One hundred and fifty years ago, paleontologist Thomas Henry Huxley (an autodidact and philosopher who coined the term “agnostic” and was known as “Darwin’s Bulldog” for his passionate defense of natural selection) asserted that humankind would eventually take the processes of evolution into our own hands. Within a few decades of his proclamation, a cadre of equally brilliant scientists including Werner Heisenberg, David Bohm, and Max Planck began to unravel the mysterious properties of quantum mechanics.

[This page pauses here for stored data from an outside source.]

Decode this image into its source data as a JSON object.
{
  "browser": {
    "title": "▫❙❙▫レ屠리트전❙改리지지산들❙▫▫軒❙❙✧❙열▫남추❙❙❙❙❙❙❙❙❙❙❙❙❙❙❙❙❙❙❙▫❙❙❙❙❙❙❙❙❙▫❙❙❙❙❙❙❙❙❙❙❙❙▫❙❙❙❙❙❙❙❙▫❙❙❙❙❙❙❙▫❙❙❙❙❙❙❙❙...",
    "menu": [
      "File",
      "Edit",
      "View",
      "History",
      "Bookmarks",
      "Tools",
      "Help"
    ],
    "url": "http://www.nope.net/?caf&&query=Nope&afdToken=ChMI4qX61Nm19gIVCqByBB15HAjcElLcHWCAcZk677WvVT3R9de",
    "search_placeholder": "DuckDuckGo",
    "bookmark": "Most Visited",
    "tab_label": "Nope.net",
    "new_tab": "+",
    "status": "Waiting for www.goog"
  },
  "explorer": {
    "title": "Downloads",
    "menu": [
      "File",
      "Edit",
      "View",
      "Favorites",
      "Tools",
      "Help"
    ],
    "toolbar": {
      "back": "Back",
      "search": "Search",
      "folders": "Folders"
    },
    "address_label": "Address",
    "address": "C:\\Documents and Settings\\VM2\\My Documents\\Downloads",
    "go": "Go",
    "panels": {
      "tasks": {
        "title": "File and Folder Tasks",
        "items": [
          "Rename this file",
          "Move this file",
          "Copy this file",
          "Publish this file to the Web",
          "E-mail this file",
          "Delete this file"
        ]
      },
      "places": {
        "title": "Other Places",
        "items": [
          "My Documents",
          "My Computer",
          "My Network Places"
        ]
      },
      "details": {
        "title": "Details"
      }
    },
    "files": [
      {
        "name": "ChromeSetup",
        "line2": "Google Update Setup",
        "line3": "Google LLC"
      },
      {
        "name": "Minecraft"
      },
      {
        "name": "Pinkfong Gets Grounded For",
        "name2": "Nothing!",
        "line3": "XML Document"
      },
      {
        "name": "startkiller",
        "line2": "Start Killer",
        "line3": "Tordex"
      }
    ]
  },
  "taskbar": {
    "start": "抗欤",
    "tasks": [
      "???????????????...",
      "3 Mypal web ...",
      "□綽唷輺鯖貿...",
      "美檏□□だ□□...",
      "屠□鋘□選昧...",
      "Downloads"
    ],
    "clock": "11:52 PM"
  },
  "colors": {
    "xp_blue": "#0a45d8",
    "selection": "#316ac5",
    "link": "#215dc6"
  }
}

These two theories — evolutionary and quantum dynamics — can each be considered among the most important discoveries of all time. Taken together, they have changed almost everything about the way we understand reality. However, in spite of the popularity of interdisciplinary research and unifying theories over the last hundred years (despite, even, quantum physicist Erwin Schröedinger’s 1944 book, What Is Life?), it was only recently that the relationship between these two vastly important domains was even considered. Now, a new kind of science, called “quantum biology,” is beginning to emerge — and it could change everything we know, again.
The premise is simple. Life is a molecular process; molecular processes operate according to the quantum playbook; therefore, life is a quantum process. And yet, it wasn’t until the nineties that anyone suggested biology could be better understood by looking at it through the lens of quantum theory. (The seminal paper was D.V. Nanopoulos’ “Theory of brain function, quantum mechanics and superstrings.”) Not long after that, the idea caught on — particularly in the neurosciences, where the idea of the brain as a quantum computer quickly became a topic of fierce debate.
Quantum computation, a science still in its infancy, promises swiftness and efficiency vastly superior to anything possible with conventional silicon chips. Rather than relying on binary bits like contemporary systems, quantum computers use “qubits” that include all possible superpositions of a particle’s classical state. Instead of being “trapped” in a single configuration, the logic gates of a quantum computer employ multiple possibilities in synchrony — using the entire set of alternative outcomes to arrive at an answer.